Scoperti 17 lavoratori in nero tra chalet e ristoranti tra Grottammare e Porto San Giorgio

GROTTAMMARE – Nel corso dell’estate la Sezione Operativa Navale della Guardia di Finanza di San Benedetto del Tronto ha effettuato numerosi controlli nei confronti di operatori commerciali operanti nel settore della ristorazione ed intrattenimento, finalizzati alla verifica del corretto assolvimento degli obblighi in materia di legislazione sul lavoro.

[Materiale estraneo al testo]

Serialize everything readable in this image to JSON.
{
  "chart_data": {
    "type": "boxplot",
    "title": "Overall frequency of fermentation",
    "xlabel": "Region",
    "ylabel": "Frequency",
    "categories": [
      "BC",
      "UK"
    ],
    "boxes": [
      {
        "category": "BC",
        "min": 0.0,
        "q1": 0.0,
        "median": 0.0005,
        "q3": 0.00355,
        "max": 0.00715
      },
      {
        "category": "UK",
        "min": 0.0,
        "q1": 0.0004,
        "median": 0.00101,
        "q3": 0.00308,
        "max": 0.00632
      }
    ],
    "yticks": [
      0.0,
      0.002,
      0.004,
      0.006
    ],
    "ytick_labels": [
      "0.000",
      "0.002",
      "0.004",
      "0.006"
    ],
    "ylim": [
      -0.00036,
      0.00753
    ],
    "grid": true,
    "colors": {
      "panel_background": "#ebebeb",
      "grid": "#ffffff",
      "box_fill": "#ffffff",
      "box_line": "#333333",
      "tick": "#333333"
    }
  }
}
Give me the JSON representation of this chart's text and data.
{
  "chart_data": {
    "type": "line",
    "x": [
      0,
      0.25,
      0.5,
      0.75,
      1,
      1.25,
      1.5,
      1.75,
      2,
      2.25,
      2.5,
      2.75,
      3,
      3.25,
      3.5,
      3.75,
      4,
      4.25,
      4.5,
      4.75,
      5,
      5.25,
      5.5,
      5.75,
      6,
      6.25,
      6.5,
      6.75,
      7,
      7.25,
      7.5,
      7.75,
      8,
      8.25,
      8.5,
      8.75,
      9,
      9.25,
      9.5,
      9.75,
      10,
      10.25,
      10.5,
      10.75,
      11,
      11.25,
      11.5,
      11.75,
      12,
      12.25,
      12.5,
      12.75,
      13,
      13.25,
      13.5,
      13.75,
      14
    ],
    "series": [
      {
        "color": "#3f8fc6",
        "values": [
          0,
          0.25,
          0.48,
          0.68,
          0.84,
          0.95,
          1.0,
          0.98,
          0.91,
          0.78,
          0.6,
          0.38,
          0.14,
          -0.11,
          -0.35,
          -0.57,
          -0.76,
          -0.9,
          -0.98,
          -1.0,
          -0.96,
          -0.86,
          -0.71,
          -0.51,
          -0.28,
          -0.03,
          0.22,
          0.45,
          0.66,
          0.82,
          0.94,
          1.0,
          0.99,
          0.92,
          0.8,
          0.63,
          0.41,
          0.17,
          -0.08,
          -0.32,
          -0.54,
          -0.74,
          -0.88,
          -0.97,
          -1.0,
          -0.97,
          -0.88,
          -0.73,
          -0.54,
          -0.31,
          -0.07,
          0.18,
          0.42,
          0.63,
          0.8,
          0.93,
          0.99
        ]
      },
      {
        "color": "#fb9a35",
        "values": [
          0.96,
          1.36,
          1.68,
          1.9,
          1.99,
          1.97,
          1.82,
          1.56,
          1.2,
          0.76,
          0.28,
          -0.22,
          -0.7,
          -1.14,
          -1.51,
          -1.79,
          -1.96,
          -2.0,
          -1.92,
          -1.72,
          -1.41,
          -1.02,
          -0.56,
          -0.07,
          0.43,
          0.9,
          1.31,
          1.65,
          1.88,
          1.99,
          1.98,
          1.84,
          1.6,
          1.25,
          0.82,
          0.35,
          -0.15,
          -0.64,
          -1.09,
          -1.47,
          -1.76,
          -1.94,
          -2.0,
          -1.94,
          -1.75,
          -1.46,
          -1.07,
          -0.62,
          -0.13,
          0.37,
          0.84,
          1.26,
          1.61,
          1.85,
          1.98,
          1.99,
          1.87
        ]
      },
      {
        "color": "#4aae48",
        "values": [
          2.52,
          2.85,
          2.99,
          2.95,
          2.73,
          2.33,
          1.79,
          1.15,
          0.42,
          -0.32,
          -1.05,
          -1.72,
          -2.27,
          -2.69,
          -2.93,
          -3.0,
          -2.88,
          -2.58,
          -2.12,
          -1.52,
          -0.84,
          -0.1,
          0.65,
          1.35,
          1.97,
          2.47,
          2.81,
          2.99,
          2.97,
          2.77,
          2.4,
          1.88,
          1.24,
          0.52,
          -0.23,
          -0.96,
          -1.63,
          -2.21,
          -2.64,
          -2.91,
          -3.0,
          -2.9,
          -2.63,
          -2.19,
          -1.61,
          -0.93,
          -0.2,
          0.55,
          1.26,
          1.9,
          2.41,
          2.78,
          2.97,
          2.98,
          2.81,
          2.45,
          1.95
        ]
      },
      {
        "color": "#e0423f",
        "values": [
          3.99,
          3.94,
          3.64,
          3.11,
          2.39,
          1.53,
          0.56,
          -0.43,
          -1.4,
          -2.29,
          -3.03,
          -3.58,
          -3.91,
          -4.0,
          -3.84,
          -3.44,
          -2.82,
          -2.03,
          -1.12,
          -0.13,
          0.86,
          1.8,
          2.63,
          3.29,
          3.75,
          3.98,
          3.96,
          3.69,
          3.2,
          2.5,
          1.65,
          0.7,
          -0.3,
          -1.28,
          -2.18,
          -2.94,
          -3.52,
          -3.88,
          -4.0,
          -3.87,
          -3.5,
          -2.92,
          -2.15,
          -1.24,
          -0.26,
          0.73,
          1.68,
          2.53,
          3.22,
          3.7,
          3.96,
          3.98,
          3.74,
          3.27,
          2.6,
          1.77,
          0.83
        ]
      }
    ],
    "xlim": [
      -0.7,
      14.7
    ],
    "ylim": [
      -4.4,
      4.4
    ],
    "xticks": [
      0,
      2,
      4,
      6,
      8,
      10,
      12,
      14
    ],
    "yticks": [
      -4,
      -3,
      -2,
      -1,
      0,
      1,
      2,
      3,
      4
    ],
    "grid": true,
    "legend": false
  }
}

L’attività ispettiva ha consentito di accertare un ampio utilizzo di manodopera in nero, permettendo di individuare complessivamente 17 lavoratori totalmente sconosciuti ad enti previdenziali ed assistenziali. In particolare, in solo 3 controlli espletati presso altrettanti chalet/ristoranti, tra cui uno dedito anche ad attività alberghiera, esercitanti sul litorale marittimo tra Grottammare e Porto San Giorgio, i militari operanti hanno individuato 10 lavoratori intenti a svolgere attività di lavoro senza alcun contratto di assunzione, né copertura assicurativa e previdenziale, retribuiti totalmente in nero.

Effettuati gli approfondimenti di indagine del caso, avvalendosi delle banche dati in uso al Corpo, sono state elevate le conseguenti sanzioni amministrative a carico dei rispettivi datori di lavoro per un importo totale pari a Euro 57.500 e si è proceduto a richiedere, per tutti e 3 gli esercizi commerciali, l’adozione del provvedimento di sospensione dell’attività avendo impiegato manodopera illegale in misura superiore al 20% dei lavoratori regolarmente assunti e trovati sul luogo di lavoro.

È stato accertato l’omesso versamento dei contributi previdenziali per un importo di oltre 40 mila Euro, a seguito del quale si è provveduto ad inoltrare la prevista comunicazione alla sede I.N.P.S. per gli adempimenti di competenza.